No caso, o ocaso: e, se há uma leitura psíquica da cena e do gesto – a moribunda não quer assistir à sua própria morte, e, à medida que a estrada reverberante do poente mais se intensifica sobre o oceano da tela e da imagem e o tempo corre para uma sua marca decisiva, Frankie, que ali convocara todos para uma contemplação de despedida, recusa o tópico proposto e foge-lhe; e uma leitura dramática e cénica: ela exime-se ao destino, contrariando o movimento da natureza no palco mesmo que é o desta, adiantando-se ao óbito solar; é sobretudo a leitura ontológico-estrutural que melhor dá conta do verdadeiro tema do filme (que continua a ser o estado das coisas): não se vai morrer no tempo nem este vai chegar ao fim, é o próprio tempo que é a morte, e nele e nela estamos. O tempo não é uma linha, mas o corte dela num aparecimento que desaparece, e o cinema é o corte desse corte, o tempo puro que nem com o seu próprio escoamento coincide.

Por um instante o Momento Musical (sempre terminal, como todo o Schubert desde Gretchen am Spinnraden) reúne falsamente no seu caloroso nostalgismo da vida perdida os personagens num propósito e num sentido (aquele mesmo que Frankie busca para todos precisamente por intermédio dessa música, primeiro entoada, depois tocada ao piano, finalmente tornando-se a esfera musical extradiegética que tudo benignamente vem envolver de uma felicidade magoada schubertiana e única), doando-lhes o elo da reconciliação entre eles e o mundo, nesse encontro a sós de uns e outro, à maneira de um distante Kaspar Friedrich. E falsamente, porque é irreconciliados (profundamente temporais, como vimos) que todos permanecerão, fugindo do poente, fugindo do mundo, fugindo da música, que se apaga antes da imagem.
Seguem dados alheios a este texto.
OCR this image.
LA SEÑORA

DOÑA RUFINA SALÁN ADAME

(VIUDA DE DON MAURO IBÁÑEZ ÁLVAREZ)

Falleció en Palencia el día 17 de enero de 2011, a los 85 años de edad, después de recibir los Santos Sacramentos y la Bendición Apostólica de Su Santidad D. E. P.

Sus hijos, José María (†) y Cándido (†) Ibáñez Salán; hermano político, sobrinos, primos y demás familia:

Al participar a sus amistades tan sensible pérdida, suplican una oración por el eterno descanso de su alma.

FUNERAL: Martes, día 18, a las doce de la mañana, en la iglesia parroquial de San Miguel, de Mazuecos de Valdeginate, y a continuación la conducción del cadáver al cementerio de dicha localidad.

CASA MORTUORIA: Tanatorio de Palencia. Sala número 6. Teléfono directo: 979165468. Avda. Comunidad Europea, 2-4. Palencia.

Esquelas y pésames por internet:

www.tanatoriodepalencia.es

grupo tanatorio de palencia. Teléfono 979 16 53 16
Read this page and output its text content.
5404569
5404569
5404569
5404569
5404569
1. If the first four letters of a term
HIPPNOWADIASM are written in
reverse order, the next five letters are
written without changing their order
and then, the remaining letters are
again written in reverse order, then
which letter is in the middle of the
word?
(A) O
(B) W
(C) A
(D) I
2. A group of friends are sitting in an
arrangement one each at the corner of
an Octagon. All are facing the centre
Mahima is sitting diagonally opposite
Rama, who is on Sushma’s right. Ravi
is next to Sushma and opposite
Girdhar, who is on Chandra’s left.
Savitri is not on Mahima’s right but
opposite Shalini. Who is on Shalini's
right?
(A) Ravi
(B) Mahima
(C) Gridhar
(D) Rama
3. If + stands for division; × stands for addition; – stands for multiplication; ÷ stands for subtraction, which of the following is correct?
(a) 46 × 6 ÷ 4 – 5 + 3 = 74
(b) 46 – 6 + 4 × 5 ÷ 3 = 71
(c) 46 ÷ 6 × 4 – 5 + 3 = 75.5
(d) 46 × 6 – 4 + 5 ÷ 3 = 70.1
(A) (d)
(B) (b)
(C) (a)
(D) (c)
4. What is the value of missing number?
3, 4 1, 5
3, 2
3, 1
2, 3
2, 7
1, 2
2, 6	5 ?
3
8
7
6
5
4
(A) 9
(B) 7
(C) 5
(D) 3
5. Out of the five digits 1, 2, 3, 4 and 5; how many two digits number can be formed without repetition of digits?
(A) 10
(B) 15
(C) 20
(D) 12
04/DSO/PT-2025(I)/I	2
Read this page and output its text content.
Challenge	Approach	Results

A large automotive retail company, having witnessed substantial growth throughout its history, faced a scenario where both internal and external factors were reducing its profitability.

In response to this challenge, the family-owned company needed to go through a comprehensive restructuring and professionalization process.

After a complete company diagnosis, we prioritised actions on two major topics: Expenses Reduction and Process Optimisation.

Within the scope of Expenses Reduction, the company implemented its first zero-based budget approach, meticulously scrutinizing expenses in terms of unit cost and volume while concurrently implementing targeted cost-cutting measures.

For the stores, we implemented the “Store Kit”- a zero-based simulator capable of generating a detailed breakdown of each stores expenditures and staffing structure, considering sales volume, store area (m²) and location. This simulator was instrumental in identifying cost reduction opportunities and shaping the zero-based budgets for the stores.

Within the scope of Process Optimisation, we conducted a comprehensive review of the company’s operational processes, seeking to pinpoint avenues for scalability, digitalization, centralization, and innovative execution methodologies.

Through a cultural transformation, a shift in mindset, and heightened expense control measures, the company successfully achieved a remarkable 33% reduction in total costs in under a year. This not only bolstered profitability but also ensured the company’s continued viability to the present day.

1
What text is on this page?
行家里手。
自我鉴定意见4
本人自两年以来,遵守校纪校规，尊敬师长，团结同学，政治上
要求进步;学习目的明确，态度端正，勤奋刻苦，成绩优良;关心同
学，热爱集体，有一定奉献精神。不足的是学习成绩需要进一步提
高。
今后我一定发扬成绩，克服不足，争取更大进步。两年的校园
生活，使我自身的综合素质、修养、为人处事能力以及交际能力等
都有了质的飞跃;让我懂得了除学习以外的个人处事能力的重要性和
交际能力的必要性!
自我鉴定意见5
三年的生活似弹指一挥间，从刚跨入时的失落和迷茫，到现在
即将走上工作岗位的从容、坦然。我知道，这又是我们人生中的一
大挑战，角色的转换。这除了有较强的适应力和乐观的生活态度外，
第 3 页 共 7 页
E que, editada pelo realizador, foge aqui de si própria. Com efeito, se bem que Schubert seja o compositor das despedidas, desse entre-dois entre a morte e a vida (de que um Bergman faz tão bom uso) que não pertence a nenhuma delas, o Momento Musical escolhido contém uma secção de veemente revolta que o trecho escolhido, porém, nunca atinge. O realizador, ao contrário do compositor, prefere ficar-se com o inexorável – o Mundo – retirando a voz do Sujeito. De tal maneira que percebemos, por último, que, nessa secção intermédia entre Sintra e o real, entre o tempo e o seu corte, os casais e a sua cesura, os lugares e a sua atopia, entre a vida e a morte, nessa suspensão sintrense em que tudo entra em descompasso, não há já sequer uma Frankie a fazer a travessia, mas apenas a sombra de uma Frankie que, como todos os demais, já desapareceu na paisagem do mundo, e se extingue agora da imagem para fora, após esse breve atordoado flutuar num limbo que nunca cessa de lembrar Sintra.